Even after somehow you patiently waited for VM to startup from backup storage, the application administrator needs to figure out how to restore the required objects. If the object is not there in the currently mounted backup image, he/she has to send another ticket to Veeam administrator to mount a different backup image on a temporary VM. This saga continues until the application administrator finds the correct object.

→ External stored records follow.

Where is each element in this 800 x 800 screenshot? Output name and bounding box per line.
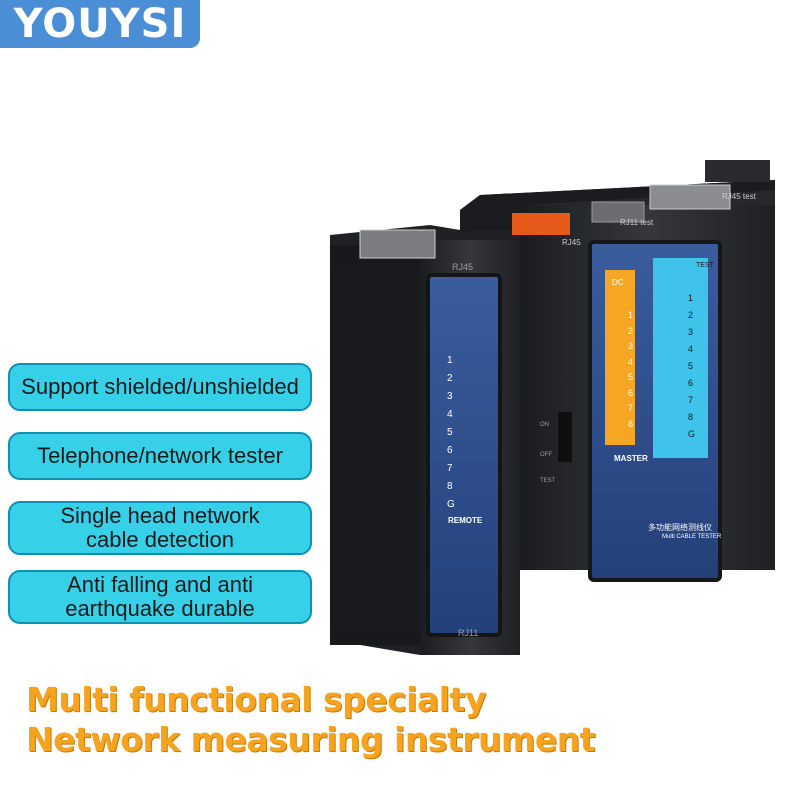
master-port-rj45-label: RJ45 bbox=[562, 238, 581, 247]
master-led-row: 3 bbox=[628, 341, 648, 357]
test-led-label: 1 bbox=[688, 293, 694, 303]
remote-led-label: 2 bbox=[447, 373, 453, 384]
remote-led-label: 5 bbox=[447, 427, 453, 438]
headline-line-2: Network measuring instrument bbox=[26, 720, 596, 759]
remote-port-rj45 bbox=[359, 229, 436, 259]
remote-led-label: 3 bbox=[447, 391, 453, 402]
cable-tester-device bbox=[330, 160, 775, 655]
remote-port-label: RJ45 bbox=[452, 262, 474, 272]
master-port-rj45-test-label: RJ45 test bbox=[722, 192, 756, 201]
master-dc-label: DC bbox=[612, 278, 624, 287]
remote-panel bbox=[426, 273, 502, 637]
remote-led-row: 8 bbox=[447, 481, 487, 499]
master-led-label: 6 bbox=[628, 387, 634, 398]
master-led-label: 2 bbox=[628, 325, 634, 336]
switch-label-on: ON bbox=[540, 422, 549, 428]
device-labels: RJ45 RJ11 REMOTE 1 2 3 4 5 6 7 8 G RJ45 … bbox=[300, 150, 790, 670]
remote-led-row: G bbox=[447, 499, 487, 517]
test-led-strip bbox=[653, 258, 708, 458]
switch-label-off: OFF bbox=[540, 452, 552, 458]
master-port-rj11-label: RJ11 test bbox=[620, 218, 654, 227]
feature-text: earthquake durable bbox=[65, 596, 255, 621]
test-led-label: 2 bbox=[688, 310, 694, 320]
test-led-label: 5 bbox=[688, 361, 694, 371]
headline-line-1: Multi functional specialty bbox=[26, 680, 486, 719]
remote-led-row: 7 bbox=[447, 463, 487, 481]
test-led-label: 4 bbox=[688, 344, 694, 354]
test-led-row: 7 bbox=[688, 395, 706, 412]
feature-text: Single head network bbox=[60, 503, 260, 528]
remote-led-row: 6 bbox=[447, 445, 487, 463]
test-led-label: 3 bbox=[688, 327, 694, 337]
remote-led-label: 6 bbox=[447, 445, 453, 456]
master-port-rj45-test bbox=[649, 184, 731, 210]
master-led-list: 1 2 3 4 5 6 7 8 bbox=[628, 310, 648, 434]
master-led-label: 4 bbox=[628, 356, 634, 367]
remote-led-list: 1 2 3 4 5 6 7 8 G bbox=[447, 355, 487, 517]
remote-led-label: 7 bbox=[447, 463, 453, 474]
master-led-label: 3 bbox=[628, 341, 634, 351]
brand-logo-text: YOUYSI bbox=[13, 1, 187, 47]
feature-pill-durable: Anti falling and anti earthquake durable bbox=[8, 570, 312, 624]
test-led-row: 4 bbox=[688, 344, 706, 361]
test-led-list: 1 2 3 4 5 6 7 8 G bbox=[688, 293, 706, 446]
test-led-row: 1 bbox=[688, 293, 706, 310]
feature-pill-tester: Telephone/network tester bbox=[8, 432, 312, 480]
remote-led-row: 1 bbox=[447, 355, 487, 373]
master-led-label: 1 bbox=[628, 310, 634, 320]
master-led-label: 8 bbox=[628, 418, 634, 429]
remote-led-row: 5 bbox=[447, 427, 487, 445]
power-switch bbox=[558, 412, 572, 462]
remote-led-row: 4 bbox=[447, 409, 487, 427]
switch-label-test: TEST bbox=[540, 478, 556, 484]
headline: Multi functional specialty Network measu… bbox=[26, 680, 796, 760]
master-led-row: 7 bbox=[628, 403, 648, 419]
master-led-label: 5 bbox=[628, 372, 634, 382]
feature-text: Support shielded/unshielded bbox=[21, 374, 299, 399]
master-port-rj45 bbox=[512, 213, 570, 235]
test-led-label: 8 bbox=[688, 412, 694, 422]
master-led-row: 6 bbox=[628, 388, 648, 404]
remote-led-label: G bbox=[447, 499, 455, 510]
test-led-label: 7 bbox=[688, 395, 694, 405]
test-led-label: 6 bbox=[688, 378, 694, 388]
chinese-product-name: 多功能网络测线仪 bbox=[648, 523, 712, 532]
remote-led-row: 3 bbox=[447, 391, 487, 409]
remote-led-label: 8 bbox=[447, 481, 453, 492]
remote-led-label: 4 bbox=[447, 409, 453, 420]
test-led-row: 5 bbox=[688, 361, 706, 378]
feature-pill-single-head: Single head network cable detection bbox=[8, 501, 312, 555]
remote-bottom-label: RJ11 bbox=[458, 628, 479, 638]
master-led-row: 8 bbox=[628, 419, 648, 435]
remote-unit bbox=[330, 225, 520, 655]
test-led-row: 3 bbox=[688, 327, 706, 344]
master-led-row: 1 bbox=[628, 310, 648, 326]
remote-side-ridges bbox=[332, 270, 420, 630]
test-led-row: 6 bbox=[688, 378, 706, 395]
feature-text: Anti falling and anti bbox=[67, 572, 253, 597]
master-led-row: 2 bbox=[628, 326, 648, 342]
master-port-rj11 bbox=[591, 201, 645, 223]
remote-led-row: 2 bbox=[447, 373, 487, 391]
remote-led-label: 1 bbox=[447, 355, 453, 366]
test-led-row: G bbox=[688, 429, 706, 446]
feature-text: cable detection bbox=[86, 527, 234, 552]
test-led-row: 8 bbox=[688, 412, 706, 429]
test-led-row: 2 bbox=[688, 310, 706, 327]
brand-badge: YOUYSI bbox=[0, 0, 200, 48]
master-panel-label: MASTER bbox=[614, 454, 648, 463]
test-led-label: G bbox=[688, 429, 696, 439]
master-led-strip bbox=[605, 270, 635, 445]
master-led-row: 5 bbox=[628, 372, 648, 388]
remote-panel-label: REMOTE bbox=[448, 516, 483, 525]
product-name: Multi CABLE TESTER bbox=[662, 534, 722, 540]
feature-text: Telephone/network tester bbox=[37, 443, 283, 468]
test-label: TEST bbox=[696, 262, 714, 269]
feature-pill-shielded: Support shielded/unshielded bbox=[8, 363, 312, 411]
master-led-label: 7 bbox=[628, 403, 634, 413]
master-led-row: 4 bbox=[628, 357, 648, 373]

What a pain!

There you have it. On one side you have scalability and backup performance issues if using Veeam’s deduplication. On the other side, you have poor recovery performance and usability issues when using a target deduplication appliance with Veeam. This is the deduplication dilemma!

The good news is that target deduplication devices work well with NetBackup and Backup Exec. Both these products provide user interfaces for application administrators so that they could self-serve their recovery needs. At the same time, VM backup and recovery remains agent-less. The V-Ray powered NetBackup and Backup Exec has the capability to stream the actual object from the backup; no need to mount it using a temporary VM.